Z układu pokarmowego: bardzo często: biegunka, ból brzucha, nudności, wzdęcia, dyskomfort przewodu pokarmowego, częste luźne wypróżnienia.
Z układu wątrobowo-żółciowego: niezbyt często: zapalenie wątroby.
Z skóry i tkanki podskórnej: często: wysypka, swędzenie; niezbyt często: zespół Stevensa-Johnsona, wrażliwość na światło.
Z układu mięśniowo-szkieletowego i tkanki łącznej: często: artrealgia.
Ogólne zaburzenia i stan miejsca wstrzyknięcia: często: zwiększona zmęczliwość; niezbyt często: astenia, niedowaga.
Zgłaszanie efektów ubocznych po rejestracji leku ma istotne znaczenie. Umożliwia to monitorowanie stosunku korzyści do ryzyka w przypadku stosowania tego leku. Personel medyczny i farmaceutyczny, a także pacjenci lub ich prawni przedstawiciele powinni zgłaszać wszystkie przypadki podejrzewanych efektów ubocznych oraz braku skuteczności leku poprzez zautomatyzowany system informacyjny nadzoru farmakologicznego pod adresem: https://aisf.dec.gov.ua.
Okres ważności. Dawka 250 mg – 3 lata; dawka 500 mg – 3,5 roku.
Warunki przechowywania.
Przechowywać w oryginalnym opakowaniu w temperaturze nie wyższej niż 25 °C.

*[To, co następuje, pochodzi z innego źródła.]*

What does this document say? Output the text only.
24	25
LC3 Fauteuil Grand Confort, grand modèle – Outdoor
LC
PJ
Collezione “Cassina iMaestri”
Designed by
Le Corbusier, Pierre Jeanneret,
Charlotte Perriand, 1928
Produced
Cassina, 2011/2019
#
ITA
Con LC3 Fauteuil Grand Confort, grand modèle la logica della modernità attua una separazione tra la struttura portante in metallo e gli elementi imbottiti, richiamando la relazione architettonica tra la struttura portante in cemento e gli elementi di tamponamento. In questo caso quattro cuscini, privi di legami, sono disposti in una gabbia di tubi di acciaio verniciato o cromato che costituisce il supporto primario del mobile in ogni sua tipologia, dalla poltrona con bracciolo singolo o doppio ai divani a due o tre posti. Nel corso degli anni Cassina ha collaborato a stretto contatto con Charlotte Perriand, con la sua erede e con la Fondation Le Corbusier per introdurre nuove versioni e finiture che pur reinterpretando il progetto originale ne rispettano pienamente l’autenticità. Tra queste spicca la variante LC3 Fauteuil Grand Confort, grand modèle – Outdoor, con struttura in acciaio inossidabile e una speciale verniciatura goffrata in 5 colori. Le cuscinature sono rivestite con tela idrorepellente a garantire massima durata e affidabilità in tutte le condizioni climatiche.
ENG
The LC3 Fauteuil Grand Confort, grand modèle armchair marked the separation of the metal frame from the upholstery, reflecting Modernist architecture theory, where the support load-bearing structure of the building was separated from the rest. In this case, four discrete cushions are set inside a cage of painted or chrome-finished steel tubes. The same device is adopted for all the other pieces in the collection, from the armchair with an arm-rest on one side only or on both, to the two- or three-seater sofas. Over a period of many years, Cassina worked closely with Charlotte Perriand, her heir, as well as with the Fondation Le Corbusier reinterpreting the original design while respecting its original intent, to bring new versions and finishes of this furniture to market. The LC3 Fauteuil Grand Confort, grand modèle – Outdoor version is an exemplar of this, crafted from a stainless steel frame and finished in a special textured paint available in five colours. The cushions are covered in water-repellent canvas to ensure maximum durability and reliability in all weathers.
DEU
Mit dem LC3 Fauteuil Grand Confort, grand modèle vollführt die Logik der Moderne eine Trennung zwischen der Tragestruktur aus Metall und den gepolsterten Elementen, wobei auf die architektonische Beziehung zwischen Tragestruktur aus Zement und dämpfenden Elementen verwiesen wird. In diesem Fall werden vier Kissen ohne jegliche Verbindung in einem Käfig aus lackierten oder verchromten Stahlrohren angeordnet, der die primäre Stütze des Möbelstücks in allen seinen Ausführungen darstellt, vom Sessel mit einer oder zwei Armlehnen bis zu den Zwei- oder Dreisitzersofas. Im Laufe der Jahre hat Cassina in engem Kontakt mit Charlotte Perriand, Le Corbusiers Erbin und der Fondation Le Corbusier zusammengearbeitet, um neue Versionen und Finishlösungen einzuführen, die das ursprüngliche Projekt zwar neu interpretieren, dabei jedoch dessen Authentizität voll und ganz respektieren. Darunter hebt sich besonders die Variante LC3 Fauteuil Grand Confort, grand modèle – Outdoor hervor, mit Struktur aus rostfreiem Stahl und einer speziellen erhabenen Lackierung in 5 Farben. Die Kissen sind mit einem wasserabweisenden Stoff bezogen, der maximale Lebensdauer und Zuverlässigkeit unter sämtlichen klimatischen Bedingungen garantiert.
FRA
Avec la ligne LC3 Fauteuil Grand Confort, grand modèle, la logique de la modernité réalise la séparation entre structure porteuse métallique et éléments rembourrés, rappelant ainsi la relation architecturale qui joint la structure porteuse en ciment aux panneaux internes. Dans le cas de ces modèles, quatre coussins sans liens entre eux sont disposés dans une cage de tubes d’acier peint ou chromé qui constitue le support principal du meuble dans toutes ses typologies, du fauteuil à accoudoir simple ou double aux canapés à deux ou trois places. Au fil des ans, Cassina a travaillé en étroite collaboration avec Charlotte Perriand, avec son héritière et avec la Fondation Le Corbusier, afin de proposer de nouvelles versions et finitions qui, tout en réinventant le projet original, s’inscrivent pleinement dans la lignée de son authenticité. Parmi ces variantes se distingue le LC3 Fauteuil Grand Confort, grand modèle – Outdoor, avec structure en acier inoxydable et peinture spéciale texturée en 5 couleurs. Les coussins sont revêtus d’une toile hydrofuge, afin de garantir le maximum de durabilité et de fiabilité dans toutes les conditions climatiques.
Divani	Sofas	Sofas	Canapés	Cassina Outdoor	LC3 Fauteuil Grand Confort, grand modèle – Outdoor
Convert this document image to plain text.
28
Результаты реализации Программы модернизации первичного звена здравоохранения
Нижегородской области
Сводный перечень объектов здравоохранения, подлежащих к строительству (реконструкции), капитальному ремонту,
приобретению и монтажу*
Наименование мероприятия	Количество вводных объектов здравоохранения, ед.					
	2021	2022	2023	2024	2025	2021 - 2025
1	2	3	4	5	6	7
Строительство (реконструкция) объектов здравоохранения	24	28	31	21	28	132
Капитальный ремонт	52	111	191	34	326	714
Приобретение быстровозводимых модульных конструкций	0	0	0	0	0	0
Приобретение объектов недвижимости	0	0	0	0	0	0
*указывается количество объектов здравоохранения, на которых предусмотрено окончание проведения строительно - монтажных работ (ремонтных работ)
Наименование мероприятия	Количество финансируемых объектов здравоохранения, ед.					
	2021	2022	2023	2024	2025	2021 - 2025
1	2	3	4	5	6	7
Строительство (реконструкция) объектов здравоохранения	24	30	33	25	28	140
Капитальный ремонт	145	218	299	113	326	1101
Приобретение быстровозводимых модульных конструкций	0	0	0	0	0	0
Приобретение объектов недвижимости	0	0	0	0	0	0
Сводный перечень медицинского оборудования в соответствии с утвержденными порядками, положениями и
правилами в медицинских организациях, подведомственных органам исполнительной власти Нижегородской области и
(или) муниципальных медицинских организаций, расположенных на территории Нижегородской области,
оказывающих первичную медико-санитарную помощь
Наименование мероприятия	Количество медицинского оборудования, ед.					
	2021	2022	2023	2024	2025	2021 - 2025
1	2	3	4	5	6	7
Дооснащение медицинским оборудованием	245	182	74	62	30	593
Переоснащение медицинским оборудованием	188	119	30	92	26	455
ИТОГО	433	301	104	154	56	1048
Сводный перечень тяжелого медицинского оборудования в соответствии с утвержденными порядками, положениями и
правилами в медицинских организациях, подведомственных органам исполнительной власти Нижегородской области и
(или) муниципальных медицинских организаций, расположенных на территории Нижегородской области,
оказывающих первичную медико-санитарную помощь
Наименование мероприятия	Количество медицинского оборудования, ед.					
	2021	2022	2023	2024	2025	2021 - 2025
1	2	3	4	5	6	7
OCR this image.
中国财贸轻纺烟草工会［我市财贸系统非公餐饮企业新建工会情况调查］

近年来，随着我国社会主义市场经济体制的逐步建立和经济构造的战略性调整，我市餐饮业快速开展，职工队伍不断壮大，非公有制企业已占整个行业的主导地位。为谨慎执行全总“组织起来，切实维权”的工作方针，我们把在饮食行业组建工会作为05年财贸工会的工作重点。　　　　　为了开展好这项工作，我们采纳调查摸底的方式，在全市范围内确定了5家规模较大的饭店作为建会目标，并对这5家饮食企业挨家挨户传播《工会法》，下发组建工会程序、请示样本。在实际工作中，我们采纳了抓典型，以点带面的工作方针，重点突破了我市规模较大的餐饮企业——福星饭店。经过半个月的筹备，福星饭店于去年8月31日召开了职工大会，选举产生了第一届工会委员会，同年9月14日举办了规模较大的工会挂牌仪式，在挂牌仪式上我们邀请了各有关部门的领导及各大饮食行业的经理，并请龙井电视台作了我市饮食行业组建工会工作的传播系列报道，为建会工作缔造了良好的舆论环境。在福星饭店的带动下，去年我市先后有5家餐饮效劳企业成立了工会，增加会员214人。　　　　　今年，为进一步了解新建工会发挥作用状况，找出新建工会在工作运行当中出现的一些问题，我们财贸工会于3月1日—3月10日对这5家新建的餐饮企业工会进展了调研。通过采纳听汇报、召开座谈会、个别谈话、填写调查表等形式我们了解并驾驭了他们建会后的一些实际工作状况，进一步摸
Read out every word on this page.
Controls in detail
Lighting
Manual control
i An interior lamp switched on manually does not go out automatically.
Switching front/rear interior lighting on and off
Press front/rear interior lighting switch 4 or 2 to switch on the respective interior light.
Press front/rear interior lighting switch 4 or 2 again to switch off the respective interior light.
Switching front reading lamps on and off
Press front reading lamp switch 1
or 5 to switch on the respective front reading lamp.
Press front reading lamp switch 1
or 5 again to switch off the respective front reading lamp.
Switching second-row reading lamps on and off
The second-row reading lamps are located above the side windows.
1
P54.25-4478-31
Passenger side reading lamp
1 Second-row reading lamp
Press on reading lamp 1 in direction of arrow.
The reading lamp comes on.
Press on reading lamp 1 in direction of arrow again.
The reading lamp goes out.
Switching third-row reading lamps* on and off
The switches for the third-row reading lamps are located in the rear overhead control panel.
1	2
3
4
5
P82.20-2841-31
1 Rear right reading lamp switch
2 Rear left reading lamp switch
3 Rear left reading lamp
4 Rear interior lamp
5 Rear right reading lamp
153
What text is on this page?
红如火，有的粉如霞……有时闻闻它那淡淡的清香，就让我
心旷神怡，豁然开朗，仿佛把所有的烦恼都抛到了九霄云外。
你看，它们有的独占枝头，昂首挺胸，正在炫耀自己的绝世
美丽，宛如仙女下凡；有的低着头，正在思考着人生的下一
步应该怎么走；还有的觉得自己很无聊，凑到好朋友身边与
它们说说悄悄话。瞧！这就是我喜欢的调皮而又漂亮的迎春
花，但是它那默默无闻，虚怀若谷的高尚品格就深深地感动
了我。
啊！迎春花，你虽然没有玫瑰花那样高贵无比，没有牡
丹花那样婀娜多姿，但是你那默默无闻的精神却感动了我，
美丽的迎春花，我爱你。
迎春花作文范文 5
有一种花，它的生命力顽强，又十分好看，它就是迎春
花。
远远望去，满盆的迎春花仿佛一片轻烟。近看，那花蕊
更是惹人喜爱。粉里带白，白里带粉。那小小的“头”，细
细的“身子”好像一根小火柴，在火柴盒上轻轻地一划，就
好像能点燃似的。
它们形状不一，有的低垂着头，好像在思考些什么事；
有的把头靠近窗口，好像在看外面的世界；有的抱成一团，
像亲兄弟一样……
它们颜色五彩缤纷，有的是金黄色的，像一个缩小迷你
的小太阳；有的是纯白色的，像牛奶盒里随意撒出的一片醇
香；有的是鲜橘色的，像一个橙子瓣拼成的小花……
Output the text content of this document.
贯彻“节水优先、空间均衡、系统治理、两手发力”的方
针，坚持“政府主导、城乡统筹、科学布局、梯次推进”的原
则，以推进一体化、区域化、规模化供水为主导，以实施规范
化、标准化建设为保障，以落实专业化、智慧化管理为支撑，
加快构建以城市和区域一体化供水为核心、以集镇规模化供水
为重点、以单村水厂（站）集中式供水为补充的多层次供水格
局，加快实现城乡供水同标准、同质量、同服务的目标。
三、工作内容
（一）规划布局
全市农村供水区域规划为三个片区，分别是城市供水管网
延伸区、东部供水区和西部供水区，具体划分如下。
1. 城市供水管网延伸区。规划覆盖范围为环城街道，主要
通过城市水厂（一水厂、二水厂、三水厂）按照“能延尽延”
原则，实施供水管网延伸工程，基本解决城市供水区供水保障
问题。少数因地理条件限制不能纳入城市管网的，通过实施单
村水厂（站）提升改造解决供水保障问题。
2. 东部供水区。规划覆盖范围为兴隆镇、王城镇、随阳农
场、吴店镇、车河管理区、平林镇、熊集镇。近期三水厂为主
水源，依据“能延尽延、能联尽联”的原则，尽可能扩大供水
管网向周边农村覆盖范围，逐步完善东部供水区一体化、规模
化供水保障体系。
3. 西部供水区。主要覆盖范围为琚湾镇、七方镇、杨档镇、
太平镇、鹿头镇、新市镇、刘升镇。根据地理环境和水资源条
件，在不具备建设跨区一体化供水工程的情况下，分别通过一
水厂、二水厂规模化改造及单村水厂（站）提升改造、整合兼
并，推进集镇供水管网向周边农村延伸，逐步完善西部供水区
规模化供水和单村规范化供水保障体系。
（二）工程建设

Przechowywać w miejscu niedostępnym dla dzieci.
Opakowanie.
Po 3 tabletki w blisterze, po 1 blisterze w pudełku z tektury.
Po 3 tabletki w blisterze, po 2 blisterach w pudełku z tektury.
Kategoria wydawania. Na receptę.
Producent.
Evertogen Life Sciences Limited.
Adres producenta i miejsce prowadzenia działalności.
Plot No: S-8, S-9, S-13/P & S-14/P TSIIC, Pharma SEZ, Green Industrial Park, Polepally (V), Jadcherla (M), Mahabubnagar, Telangana, IN-509 301, India.